Responding to a recent report issued by Moody’s Investors Service, the American Public Power Association on Nov. 5 highlighted a variety of initiatives that APPA and public power utilities have undertaken to bolster cybersecurity.
In the Nov. 4 report, “Cybersecurity readiness depends on scale, business model and generation ownership,” Moody’s said that in order to see how well electric utilities are prepared to defend themselves from cyberattacks, it conducted a survey of global electric utilities and power companies from March through September of this year.
“The results reflect key differences across what is otherwise a largely homogeneous sector. All observations in this report are based on our survey results and do not represent a definitive assessment of cybersecurity readiness,” the rating agency noted.
Among other things, the report asserts that very large utilities exhibit better cyber governance, and risk management practices, than midsize and small utilities.
At the same time, Moody’s noted that not-for-profit utilities with total assets of less than $10 billion are more likely to have stand-alone cyber insurance “and derive greater coverage value from their policy than similarly sized, regulated peers.”
“Cybersecurity is a journey, not a destination and requires ongoing risk mitigation,” said Joy Ditto, President and CEO of APPA. “Public power utilities are constantly looking to up their grid security game and are doing so in a variety of ways,” she said.

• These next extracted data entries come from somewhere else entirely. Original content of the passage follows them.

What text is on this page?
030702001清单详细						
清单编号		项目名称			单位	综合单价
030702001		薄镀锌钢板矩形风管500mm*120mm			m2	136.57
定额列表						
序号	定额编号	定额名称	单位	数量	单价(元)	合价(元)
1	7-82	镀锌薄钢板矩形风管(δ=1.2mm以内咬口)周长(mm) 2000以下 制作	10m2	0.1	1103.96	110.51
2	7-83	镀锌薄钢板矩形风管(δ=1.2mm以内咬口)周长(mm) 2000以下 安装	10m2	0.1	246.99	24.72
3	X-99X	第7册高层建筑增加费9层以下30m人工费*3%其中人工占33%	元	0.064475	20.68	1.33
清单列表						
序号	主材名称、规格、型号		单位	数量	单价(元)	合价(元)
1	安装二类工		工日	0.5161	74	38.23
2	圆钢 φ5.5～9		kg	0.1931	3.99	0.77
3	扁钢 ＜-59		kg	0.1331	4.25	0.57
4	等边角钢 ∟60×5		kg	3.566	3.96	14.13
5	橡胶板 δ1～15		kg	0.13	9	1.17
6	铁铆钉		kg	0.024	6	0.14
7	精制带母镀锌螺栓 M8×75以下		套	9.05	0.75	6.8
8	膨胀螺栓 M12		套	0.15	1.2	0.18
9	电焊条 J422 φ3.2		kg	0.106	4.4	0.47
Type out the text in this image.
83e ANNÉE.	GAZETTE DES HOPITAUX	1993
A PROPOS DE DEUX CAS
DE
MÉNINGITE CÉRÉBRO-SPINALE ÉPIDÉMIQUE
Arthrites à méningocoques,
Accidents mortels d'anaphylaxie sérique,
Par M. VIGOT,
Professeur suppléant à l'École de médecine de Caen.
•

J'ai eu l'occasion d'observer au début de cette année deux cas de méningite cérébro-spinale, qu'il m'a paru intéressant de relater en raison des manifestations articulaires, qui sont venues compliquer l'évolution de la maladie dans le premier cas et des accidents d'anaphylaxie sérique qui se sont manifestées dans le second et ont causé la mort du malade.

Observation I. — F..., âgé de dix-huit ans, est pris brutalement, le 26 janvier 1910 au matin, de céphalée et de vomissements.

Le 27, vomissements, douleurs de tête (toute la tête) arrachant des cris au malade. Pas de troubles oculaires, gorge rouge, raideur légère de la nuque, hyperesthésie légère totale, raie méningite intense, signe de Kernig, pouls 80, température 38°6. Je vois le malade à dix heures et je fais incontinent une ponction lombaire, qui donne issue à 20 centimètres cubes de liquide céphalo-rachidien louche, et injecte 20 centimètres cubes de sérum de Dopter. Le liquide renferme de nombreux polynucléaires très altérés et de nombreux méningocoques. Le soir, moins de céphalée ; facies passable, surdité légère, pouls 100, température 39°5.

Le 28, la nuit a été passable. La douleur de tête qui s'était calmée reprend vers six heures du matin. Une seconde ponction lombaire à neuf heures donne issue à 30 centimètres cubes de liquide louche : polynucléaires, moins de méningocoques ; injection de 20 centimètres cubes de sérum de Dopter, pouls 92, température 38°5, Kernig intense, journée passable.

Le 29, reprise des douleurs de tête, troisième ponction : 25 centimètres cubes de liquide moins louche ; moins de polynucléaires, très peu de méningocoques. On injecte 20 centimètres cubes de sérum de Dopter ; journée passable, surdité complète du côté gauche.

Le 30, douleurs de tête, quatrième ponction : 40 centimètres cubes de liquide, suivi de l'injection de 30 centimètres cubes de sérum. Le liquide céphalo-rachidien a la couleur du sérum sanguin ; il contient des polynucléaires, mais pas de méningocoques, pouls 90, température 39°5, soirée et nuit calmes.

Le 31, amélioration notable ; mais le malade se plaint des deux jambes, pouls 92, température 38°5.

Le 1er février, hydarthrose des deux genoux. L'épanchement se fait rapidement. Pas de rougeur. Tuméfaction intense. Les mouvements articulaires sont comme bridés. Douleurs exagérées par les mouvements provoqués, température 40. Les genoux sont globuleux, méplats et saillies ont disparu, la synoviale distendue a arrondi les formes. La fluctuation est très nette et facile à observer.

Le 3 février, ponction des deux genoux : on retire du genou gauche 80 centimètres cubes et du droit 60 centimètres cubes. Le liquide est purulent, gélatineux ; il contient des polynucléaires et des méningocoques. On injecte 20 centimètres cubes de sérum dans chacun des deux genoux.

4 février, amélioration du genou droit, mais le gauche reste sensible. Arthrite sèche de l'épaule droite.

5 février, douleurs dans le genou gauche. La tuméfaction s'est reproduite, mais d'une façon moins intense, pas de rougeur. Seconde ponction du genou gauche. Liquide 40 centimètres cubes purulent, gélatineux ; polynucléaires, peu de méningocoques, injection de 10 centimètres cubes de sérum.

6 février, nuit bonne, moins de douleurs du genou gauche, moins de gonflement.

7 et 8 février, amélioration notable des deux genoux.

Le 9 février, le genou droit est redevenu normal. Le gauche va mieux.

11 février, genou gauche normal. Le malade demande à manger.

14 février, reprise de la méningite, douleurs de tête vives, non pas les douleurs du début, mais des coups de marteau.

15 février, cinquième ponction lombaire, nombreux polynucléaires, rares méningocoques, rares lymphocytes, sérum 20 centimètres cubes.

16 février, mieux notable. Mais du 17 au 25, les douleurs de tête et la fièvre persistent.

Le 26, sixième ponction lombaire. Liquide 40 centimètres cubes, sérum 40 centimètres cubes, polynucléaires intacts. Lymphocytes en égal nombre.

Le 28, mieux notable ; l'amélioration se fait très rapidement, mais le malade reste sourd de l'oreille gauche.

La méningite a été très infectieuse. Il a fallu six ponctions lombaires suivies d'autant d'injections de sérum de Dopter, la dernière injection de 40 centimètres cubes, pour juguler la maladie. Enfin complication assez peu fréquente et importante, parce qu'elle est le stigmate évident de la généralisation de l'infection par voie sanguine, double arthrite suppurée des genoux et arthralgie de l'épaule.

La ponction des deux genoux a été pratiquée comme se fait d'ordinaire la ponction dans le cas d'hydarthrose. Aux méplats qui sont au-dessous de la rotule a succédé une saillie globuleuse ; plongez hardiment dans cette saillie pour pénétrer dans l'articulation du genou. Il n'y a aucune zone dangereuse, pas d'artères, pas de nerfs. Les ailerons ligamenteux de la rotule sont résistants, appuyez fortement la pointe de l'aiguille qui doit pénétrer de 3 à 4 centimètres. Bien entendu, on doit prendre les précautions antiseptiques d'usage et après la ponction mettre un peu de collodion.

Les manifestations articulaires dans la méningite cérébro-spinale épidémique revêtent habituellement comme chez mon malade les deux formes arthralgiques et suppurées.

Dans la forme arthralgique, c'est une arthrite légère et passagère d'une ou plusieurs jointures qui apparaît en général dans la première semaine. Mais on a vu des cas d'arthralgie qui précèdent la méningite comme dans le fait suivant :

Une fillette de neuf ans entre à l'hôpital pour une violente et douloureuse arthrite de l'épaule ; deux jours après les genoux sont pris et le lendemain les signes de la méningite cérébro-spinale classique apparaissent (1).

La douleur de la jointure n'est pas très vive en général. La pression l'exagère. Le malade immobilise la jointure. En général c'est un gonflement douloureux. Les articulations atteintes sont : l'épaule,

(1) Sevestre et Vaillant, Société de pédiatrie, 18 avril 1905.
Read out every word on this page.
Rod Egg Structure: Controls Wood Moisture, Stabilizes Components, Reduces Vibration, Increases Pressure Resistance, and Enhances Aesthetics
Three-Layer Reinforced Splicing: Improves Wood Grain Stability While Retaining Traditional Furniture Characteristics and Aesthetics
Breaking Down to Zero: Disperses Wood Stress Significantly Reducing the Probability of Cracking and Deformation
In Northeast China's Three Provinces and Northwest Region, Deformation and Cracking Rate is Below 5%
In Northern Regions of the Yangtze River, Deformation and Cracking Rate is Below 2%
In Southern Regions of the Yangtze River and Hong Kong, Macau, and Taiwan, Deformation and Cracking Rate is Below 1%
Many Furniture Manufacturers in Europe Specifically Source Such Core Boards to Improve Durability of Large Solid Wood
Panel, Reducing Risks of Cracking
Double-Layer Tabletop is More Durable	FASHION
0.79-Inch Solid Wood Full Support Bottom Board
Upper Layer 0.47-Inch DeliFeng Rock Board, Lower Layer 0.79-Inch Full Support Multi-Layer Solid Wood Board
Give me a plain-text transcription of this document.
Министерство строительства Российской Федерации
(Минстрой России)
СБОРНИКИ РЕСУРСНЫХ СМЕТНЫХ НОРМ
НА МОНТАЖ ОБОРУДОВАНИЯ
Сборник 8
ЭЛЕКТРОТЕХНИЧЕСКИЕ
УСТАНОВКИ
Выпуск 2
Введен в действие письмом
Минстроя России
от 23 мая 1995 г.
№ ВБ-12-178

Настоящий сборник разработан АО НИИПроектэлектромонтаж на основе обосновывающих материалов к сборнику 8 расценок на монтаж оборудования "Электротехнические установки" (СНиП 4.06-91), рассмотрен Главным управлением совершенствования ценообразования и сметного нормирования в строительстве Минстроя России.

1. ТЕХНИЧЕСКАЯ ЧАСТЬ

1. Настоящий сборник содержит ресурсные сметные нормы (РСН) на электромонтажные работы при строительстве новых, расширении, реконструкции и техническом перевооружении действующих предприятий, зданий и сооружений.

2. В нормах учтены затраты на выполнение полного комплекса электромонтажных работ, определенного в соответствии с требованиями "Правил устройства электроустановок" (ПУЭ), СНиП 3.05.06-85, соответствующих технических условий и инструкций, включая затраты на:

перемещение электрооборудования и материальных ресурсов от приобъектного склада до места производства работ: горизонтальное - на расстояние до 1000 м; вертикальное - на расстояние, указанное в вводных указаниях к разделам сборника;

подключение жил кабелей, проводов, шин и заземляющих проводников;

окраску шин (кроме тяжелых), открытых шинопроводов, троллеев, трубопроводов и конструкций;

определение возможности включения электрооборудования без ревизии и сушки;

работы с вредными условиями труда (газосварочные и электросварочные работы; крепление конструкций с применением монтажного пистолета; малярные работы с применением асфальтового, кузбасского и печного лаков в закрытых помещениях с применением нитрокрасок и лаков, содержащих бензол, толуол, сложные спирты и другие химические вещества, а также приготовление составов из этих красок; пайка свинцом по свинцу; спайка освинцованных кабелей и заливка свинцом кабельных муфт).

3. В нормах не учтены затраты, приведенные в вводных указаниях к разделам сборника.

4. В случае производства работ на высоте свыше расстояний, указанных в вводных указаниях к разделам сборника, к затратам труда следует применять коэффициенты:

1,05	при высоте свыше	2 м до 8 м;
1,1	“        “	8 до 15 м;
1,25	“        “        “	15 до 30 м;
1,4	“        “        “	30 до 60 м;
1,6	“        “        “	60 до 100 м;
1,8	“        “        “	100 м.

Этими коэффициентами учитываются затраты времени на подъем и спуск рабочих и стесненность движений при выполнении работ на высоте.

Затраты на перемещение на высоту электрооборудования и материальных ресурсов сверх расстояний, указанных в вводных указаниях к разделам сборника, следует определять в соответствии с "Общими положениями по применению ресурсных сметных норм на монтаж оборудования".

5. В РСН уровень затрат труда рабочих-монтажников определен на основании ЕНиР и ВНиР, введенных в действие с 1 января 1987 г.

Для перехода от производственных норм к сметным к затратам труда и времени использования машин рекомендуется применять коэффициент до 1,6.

“Every public power utility is different, and each takes a risk-based approach to grid security, which includes evaluating threats. They invest appropriately in personnel and measures to meet local needs and protect their varied assets and information,” she said.
Ditto noted that the Department of Energy (DOE) has recognized the importance of not-for-profit utilities investing in deploying solutions to cyber and cyber-physical threats. The DOE recently awarded $6 million to APPA to continue to develop operational technology (OT) solutions for its members.
In addition, many APPA members don’t have SCADA (industrial control) systems, which means that their OT systems are not susceptible to cyber-tampering.
Public power utilities also regularly exercise their incident response plans.
GridEx, which takes place every two years, allows utilities, government partners and other critical infrastructure participants to engage with local and regional first responders, exercise cross-sector impacts, improve unity of messages and communication, identify lessons learned and engage senior leadership.
The 2019 GridEx, which occurred in November 2019, marked the fifth such exercise. Public power participation increased 47%, from GridEx IV in 2017 to GridEx V.
APPA is encouraging its members to sign up for GridEx VI early and to participate, either as an active participant, or just to observe.
APPA’s RP3 survey includes questions about cybersecurity
In addition, APPA’s questions for its Reliable Public Power Provider (RP3) program includes several that touch upon cybersecurity.
APPA’s RP3 program recognizes utilities that demonstrate high proficiency in reliability, safety, workforce development, and system improvement. Utilities keep the RP3 designation for three years.
Alex Hofmann, APPA's Vice President for Technical and Operations Services, noted that the RP3 questions on cybersecurity serve as a proxy for a comprehensive cybersecurity survey and are reviewed by the 18 member RP3 panel.
The 114 designated RP3 utilities in 2019 answered as follows to these cybersecurity-related questions:
- Does your utility have a policy or procedure in place that covers both cyber event prevention and cyber response in the event of a cyber security incident? (Yes = 98%)
- Has your utility trained all relevant employees in cyber security awareness? (Yes = 96%)
- Does your utility conduct periodic cyber security assessments of its system, including identifying risks and potential mitigation actions? (Yes = 96%). This assessment involves looking at all cyber security risks including identifying gaps in cybersecurity policies and procedures, appropriate preventative measures, and technical issues such as security gaps in network connected devices.
Definition of utilities
The report defines the following types of utilities as responding to the survey:
- Privately owned regulated electric and gas utilities and transmission networks
- Privately owned unregulated electric utilities and private power generators
- Electric cooperatives
- Municipal electric utilities
- Joint action agencies
- Municipal wholesale generation
“This breakdown and the associated dataset do not tell a clear picture for several reasons,” said Sam Rozenberg, APPA’s Director of Security and Resilience.
For example, he pointed out that some municipal utilities fall into the state-owned bucket and many public power electric utilities fall into the regulated bucket, including those that are required to comply with North American Electric Reliability Corporation (NERC) Critical Infrastructure Protection (CIP) requirements.
Meanwhile, Rozenberg pointed out that, when determining a cybersecurity posture, public power utilities use a risk-based approach and therefore threats are taken into account when it comes to cybersecurity.
“Throughout the report, the data presented is intermixed to show the picture that government-owned utilities are weaker, without mentioning the threat level difference between them and larger utilities,” he said.
Rozenberg also noted that the report is based on an international survey of 115 utilities, but said it is unclear how many of the nation’s more than 2,000 public power utilities participated.
While 71 of the 115 surveyed utilities are “American,” the universe of U.S. electric utilities is more than 3,000, he noted.